As depicted by the literature that SBA use plays important roles in reducing preventable maternal deaths. In Tanzania and Mbeya region in particular, while SBA use during childbirth has increased over time this is opposite to what is reported for maternal deaths [2, 5]. Can this be explained by missing opportunity to offer comprehensive care by the health system at all critical points in the continuum of care as shown in this study i.e. low attendance for postnatal care within 2 days after delivery? [4, 30]. Or it may be explained by the fact that, while many SSA governments like Tanzania have increased the number of training institutions and enrolment of health professionals in order to increase the number of trained health providers who are reported as SBAs, but did not improve their actual skills and competencies for saving maternal and newborn lives as per FIGO, ICM or ICN standards criteria of competence? [9]. Provision of quality care immediately after delivery is vital to avert nearly half of maternal and newborn deaths [1, 4, 9, 30]. Measurement of SBA coverage during deliveries is challenging [7, 9]. In 2018, WHO, UNFPA, UNICEF, ICM, ICN, FIGO and IPA have refined the 2004 definition of “skilled health personnel” hoping it will help in truly capturing providers who are skilled health personnel [8, 9].

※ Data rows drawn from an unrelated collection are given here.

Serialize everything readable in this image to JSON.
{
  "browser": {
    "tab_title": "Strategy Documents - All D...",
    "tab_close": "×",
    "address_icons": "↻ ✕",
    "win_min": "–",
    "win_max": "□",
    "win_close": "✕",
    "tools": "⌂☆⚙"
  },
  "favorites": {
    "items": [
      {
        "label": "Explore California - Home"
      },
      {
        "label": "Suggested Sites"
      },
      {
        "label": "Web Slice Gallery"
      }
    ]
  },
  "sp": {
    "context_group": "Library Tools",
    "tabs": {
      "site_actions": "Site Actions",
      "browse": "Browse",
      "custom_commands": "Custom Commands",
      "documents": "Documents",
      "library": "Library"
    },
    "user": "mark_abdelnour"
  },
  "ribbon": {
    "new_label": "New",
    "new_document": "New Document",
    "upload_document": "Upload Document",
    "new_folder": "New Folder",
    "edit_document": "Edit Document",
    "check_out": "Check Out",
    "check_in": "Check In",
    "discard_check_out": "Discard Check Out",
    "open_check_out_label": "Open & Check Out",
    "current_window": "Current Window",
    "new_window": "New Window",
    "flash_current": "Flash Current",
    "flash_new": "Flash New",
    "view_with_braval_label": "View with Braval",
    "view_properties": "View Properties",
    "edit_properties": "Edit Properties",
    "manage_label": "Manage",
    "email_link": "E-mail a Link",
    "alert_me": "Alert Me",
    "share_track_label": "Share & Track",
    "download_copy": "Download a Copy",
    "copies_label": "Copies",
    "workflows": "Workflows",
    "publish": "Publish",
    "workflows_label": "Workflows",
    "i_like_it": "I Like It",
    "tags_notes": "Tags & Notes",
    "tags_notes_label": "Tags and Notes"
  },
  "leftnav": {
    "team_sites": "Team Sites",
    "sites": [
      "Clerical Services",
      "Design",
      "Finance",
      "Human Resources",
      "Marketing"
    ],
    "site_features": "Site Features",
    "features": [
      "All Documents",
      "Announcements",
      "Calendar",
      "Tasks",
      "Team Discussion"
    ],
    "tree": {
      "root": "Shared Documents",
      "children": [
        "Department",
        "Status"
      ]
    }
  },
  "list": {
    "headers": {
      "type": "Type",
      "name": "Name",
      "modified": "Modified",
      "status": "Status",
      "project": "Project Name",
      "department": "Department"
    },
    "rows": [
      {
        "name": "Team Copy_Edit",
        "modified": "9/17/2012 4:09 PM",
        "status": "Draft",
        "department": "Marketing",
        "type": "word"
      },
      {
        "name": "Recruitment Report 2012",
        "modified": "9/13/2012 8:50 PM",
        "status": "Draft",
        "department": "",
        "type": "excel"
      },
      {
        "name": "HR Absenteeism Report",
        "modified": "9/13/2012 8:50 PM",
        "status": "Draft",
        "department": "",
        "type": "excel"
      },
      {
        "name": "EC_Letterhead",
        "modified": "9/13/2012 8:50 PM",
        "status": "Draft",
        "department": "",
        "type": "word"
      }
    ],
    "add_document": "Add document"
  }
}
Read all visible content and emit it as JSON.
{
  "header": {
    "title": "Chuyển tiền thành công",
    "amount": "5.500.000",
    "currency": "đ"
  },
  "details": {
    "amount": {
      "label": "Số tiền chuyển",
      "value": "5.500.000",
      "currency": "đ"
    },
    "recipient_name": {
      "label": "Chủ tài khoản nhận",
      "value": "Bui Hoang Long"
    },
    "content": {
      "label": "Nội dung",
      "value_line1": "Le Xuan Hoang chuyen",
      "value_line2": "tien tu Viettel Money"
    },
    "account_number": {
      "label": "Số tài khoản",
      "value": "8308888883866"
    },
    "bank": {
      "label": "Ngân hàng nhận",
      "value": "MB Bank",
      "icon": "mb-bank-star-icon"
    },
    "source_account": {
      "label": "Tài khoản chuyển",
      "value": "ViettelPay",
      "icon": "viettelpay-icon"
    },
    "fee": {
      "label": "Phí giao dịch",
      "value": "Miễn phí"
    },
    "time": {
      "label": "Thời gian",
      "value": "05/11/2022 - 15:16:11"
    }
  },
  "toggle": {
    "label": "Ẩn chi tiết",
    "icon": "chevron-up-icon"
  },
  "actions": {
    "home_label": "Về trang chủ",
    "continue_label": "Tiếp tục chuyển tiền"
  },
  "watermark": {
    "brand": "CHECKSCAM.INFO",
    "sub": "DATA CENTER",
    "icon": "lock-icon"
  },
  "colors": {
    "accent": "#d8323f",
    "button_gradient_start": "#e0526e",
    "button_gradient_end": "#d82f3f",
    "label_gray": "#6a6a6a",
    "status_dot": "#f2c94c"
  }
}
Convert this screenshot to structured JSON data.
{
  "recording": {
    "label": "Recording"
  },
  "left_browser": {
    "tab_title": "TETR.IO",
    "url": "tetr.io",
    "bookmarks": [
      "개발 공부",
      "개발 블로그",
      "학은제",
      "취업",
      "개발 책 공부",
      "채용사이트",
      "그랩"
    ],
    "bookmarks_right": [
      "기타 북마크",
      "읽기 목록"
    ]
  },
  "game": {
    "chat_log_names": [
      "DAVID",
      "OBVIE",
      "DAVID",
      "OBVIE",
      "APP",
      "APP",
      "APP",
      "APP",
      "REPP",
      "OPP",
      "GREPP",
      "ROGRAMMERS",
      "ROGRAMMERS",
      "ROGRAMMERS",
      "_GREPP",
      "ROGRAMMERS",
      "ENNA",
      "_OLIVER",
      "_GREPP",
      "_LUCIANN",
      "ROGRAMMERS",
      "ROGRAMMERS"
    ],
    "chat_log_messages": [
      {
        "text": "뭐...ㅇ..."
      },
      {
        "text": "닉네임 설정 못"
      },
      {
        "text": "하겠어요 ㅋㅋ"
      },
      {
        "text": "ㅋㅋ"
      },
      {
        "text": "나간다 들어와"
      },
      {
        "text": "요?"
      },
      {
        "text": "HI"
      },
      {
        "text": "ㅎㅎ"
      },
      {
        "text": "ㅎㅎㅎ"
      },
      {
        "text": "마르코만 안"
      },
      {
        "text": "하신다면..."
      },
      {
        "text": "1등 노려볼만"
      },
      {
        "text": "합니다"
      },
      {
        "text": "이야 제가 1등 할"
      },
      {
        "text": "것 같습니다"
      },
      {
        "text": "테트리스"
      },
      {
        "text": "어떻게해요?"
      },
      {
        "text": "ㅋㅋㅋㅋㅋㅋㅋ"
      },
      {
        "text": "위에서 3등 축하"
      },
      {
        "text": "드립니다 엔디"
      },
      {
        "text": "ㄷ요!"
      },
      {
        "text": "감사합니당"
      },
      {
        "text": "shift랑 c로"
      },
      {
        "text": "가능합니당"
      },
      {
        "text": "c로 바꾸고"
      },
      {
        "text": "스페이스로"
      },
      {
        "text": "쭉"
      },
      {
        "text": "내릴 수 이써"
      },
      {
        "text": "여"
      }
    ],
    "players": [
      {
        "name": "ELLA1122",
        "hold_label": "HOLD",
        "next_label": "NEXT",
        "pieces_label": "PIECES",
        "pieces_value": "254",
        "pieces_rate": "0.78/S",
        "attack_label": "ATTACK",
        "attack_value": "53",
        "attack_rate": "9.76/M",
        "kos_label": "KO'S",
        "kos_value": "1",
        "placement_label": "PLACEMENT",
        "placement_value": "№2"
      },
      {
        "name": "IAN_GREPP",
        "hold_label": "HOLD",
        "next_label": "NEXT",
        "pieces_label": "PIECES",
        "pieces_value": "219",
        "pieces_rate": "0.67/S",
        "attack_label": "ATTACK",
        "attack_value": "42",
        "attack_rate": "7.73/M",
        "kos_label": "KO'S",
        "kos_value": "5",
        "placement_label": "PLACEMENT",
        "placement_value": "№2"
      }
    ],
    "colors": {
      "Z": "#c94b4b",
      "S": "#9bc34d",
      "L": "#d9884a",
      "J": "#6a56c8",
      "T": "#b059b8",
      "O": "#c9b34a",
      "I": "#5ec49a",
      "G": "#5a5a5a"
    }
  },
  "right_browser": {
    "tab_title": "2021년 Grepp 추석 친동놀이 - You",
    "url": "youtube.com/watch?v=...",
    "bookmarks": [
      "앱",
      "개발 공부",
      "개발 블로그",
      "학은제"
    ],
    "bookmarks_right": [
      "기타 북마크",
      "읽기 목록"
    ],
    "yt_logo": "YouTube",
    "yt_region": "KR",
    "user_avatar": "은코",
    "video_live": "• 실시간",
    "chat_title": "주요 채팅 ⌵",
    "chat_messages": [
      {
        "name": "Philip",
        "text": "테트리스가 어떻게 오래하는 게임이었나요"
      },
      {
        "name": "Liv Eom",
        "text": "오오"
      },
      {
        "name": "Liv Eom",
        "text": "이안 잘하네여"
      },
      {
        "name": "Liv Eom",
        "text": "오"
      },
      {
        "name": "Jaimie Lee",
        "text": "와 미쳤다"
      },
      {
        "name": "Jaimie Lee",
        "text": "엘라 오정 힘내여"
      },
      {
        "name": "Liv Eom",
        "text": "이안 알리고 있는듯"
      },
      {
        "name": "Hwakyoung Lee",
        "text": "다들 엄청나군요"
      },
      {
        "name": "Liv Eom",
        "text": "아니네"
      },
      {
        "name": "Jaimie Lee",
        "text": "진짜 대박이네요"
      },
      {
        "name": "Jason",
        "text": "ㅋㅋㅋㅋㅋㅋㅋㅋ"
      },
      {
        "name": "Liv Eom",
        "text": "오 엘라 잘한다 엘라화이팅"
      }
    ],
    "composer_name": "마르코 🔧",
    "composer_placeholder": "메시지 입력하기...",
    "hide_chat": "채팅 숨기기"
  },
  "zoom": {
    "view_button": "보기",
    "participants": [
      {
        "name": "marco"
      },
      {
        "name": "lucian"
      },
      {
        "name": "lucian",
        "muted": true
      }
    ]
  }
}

The key strengths of this study include its large and representative sample of women of reproductive age in the region. The information obtained can be generalized to the whole region. Despite the strengths, generalisability of these results is subject to certain limitations. The study utilized women with a live birth in 5 years prior to the study to assess prevalence and factors associated with SBA use. It has missing those who had a negative pregnancy outcome or ended with maternal death. It might be that those with negative outcomes were less likely to use SBA and thus overestimating the SBA use. Future studies will need to use robust designs that can show the association between SBA use in continuum of care and pregnancy outcomes including maternal and newborn deaths. SBA use during childbirth was based on women self-reports. However, it is difficult for some women to differentiate various cadres of health providers they meet at the facilities. This can happen when a woman was assisted by a person other than SBA (according to the WHO definition) e.g. nurse attendants, leading to higher estimate of SBA use. Nevertheless, the results of this study are not likely to be affected by this since multiple questions were used to probe the woman in order to identify appropriate cadre of the provider.

Conclusion

The prevalence of births attended by SBA during delivery was high (81%) in this setting. Considering cluster variability, having at least secondary education and attending four or more ANC visits increased SBA use during childbirth whereas long distance to the health facility and having more than one child decreased SBA use. Based on these findings, we recommend the following: -

  • Healthcare providers need to encourage women to attend the recommended ANC visits to improve maternal and newborn outcomes. Hence, efforts beyond the health system are needed to reach uneducated women and older pregnant mothers aged more than 35 years

  • The need to educate women on their expected date of birth is important and innovative technologies of measuring EDD are required in this setting. This will improve preparedness and avoid the reports of home deliveries due to sudden onset of labour.

  • Efforts to improve the quality of ANC and SBA is also necessary for improvement in maternal or newborn health outcomes in the Region.

  • Qualitative study to explore the barriers of SBA use among the 19% who are not using skilled assistance during childbirth is needed.